AfriGeneas Western Frontier Forum
Re: Negro Hills, California
In Response To: Negro Hills, California ()
Historical Context for the 150th Anniversary of the California Colored Movement, Sunday, November 20, 2005, Noon - 4:00 p.m., California State Capitol, Capitol Mall and 10th Street
Sacramento, CA - Our committed planning team embraced ancestral responsibility by hosting remembrance of the historic California Colored Convention Movement. We continue the circle that must identify, analyze and act upon specific objectives, to improve the standard of living of Black Californians.
Standing on the steps of our Nations Capitol facing west, towards California, a vast sea of people gathered to embrace a renewed vision of operational unity. A sense of calm historic observation captured my soul as I stood in solidarity with Mr. Gray R. Grant, President of the Black Farmers and Agriculturalists Association. The massive crowd responded to a thunderous chant of “Free the Land, Free the Land, Free the Land” at the Millions More Movement, called for by the Honorable Minister Louis Farrakhan.
Central to our ‘ancient future’ movement is an acknowledgement of spiritual blessings recognizing the long difficult road to gather at this historic moment of universal order. We celebrate a certain victory, as foretold by our ancestors. The notion of “Free the Land” is key to understand a historical people yearning to embrace an elusive freedom, in America. In 1830, a National Colored Convention movement began while 80+% of the U.S. black population was physically enslaved.
America’s ‘manifest destiny’ was facilitated in 1846 California, by conquering and colonizing U.S. soldiers. Our “stolen legacy” remains buried deep in “mental slavery” because of spiritual, political and cultural disenfranchisement. Our “California Born” committed, organized and structured methodology to “Free the Land” provides primary source documentation to begin to calculate the vast loss facilitated by legal racial discrimination specific to Black California.
California is named after a Black Women, Queen Califia. ‘Dark skinned people’ fought Spanish conquistadors long and hard for the land in 1535. Archeological records document genocide against ‘dark skinned’ indigenous people throughout the vast region of modern day California, Arizona, Utah, Colorado, New Mexico, and Mexico by military massacre.

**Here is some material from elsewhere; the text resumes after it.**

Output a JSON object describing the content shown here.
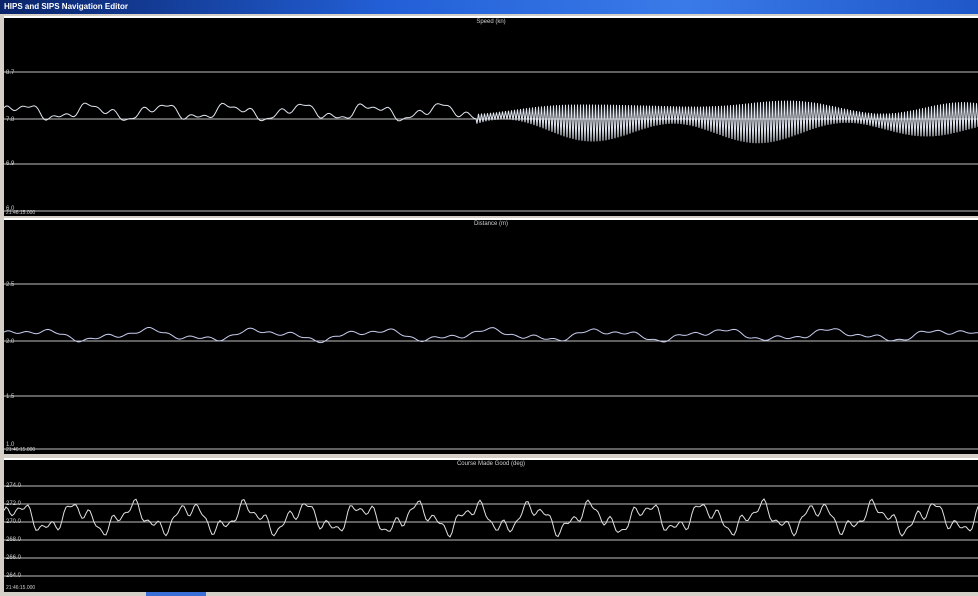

European colonization was geographically strategic and largely limited to lucrative gold and silver mining regions utilizing ‘dark skinned’ indigenous people and imported enslaved African free labor. Spanish census records show more people of African ancestry than European ancestry in Hispanic America. From 1835 to 1821, California was under Spanish authority from La Paz, Baja California to Sonoma, Alta California. A string of Missions and Presidios embraced Catholic authority under Jesuit and Franciscan Orders, under the authority of the Spanish government in Europe.

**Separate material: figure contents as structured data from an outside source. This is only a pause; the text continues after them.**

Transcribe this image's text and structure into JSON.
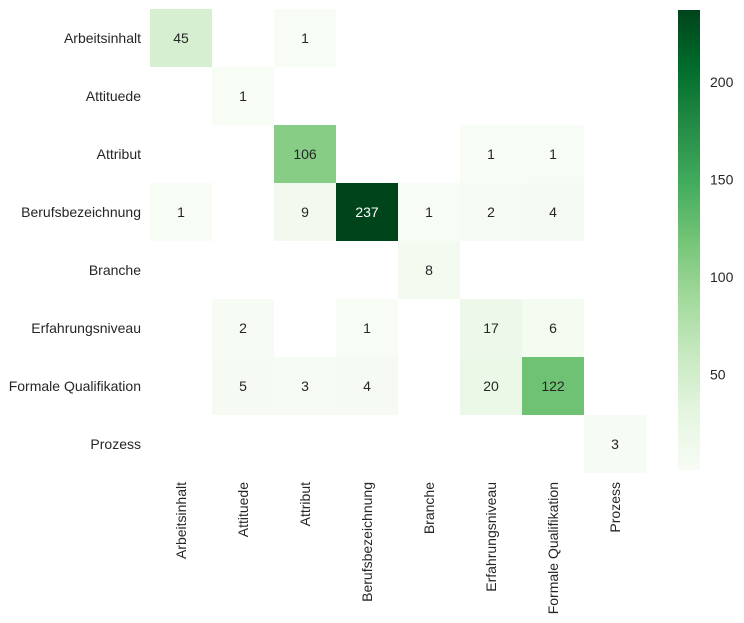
{
  "chart_data": {
    "type": "heatmap",
    "title": "",
    "xlabel": "",
    "ylabel": "",
    "row_labels": [
      "Arbeitsinhalt",
      "Attituede",
      "Attribut",
      "Berufsbezeichnung",
      "Branche",
      "Erfahrungsniveau",
      "Formale Qualifikation",
      "Prozess"
    ],
    "col_labels": [
      "Arbeitsinhalt",
      "Attituede",
      "Attribut",
      "Berufsbezeichnung",
      "Branche",
      "Erfahrungsniveau",
      "Formale Qualifikation",
      "Prozess"
    ],
    "values": [
      [
        45,
        null,
        1,
        null,
        null,
        null,
        null,
        null
      ],
      [
        null,
        1,
        null,
        null,
        null,
        null,
        null,
        null
      ],
      [
        null,
        null,
        106,
        null,
        null,
        1,
        1,
        null
      ],
      [
        1,
        null,
        9,
        237,
        1,
        2,
        4,
        null
      ],
      [
        null,
        null,
        null,
        null,
        8,
        null,
        null,
        null
      ],
      [
        null,
        2,
        null,
        1,
        null,
        17,
        6,
        null
      ],
      [
        null,
        5,
        3,
        4,
        null,
        20,
        122,
        null
      ],
      [
        null,
        null,
        null,
        null,
        null,
        null,
        null,
        3
      ]
    ],
    "colormap": "Greens",
    "vmin": 1,
    "vmax": 237,
    "colorbar": {
      "ticks": [
        50,
        100,
        150,
        200
      ]
    },
    "grid": false
  }
}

In 1822, Spanish governmental authority in California ended with Mexican Independence. ‘Free the Land’ was the cry and “dark skinned” and African Mexican soldiers occupied the front lines in a North American battlefield for sovereignty. Mexican General Vicente Guerrerro, who later became the second president of Mexico, proudly wore his “Afro.” His first act as President of Mexico was to legally end slavery, “Free the Land” was the call of his ancient ancestors.
U.S. Russian, British, Spanish and French governments officially declared legal interest in the vast 17th century region of California. Mexico was not recognized by most European powers of that day and in 1846 our United States government went to war against Mexico to fulfill a vision of “manifest destiny, from sea to shining sea.” Sparked by the prior independence of Haiti from France, strict U.S. maritime restrictions called, Negro Seamen Acts, facilitated mass migration of free Blacks to California. The wealthiest of all men, in 1848 California, Captain William Alexander Leidesdorff Jr. served our nation as the first Black U.S. Diplomat, Vice Consul of Mexican California. Historical records indicate he was murdered and showcase his mother’s inability to retain his vast estate because of racial discriminatory laws in California.
The California Colored Convention Movement, beginning November 20, 1855, facilitated a 10 year committed, organized and structured methodology to “Free the Land.” Our 150th Anniversary of the California Colored Convention Movement provides detailed primary source documentation of our ancestors scientific methodology towards analyzing our unique path to ‘form a more perfect union’ as we demonstrate continuity contributing toward the forward flow of humanity.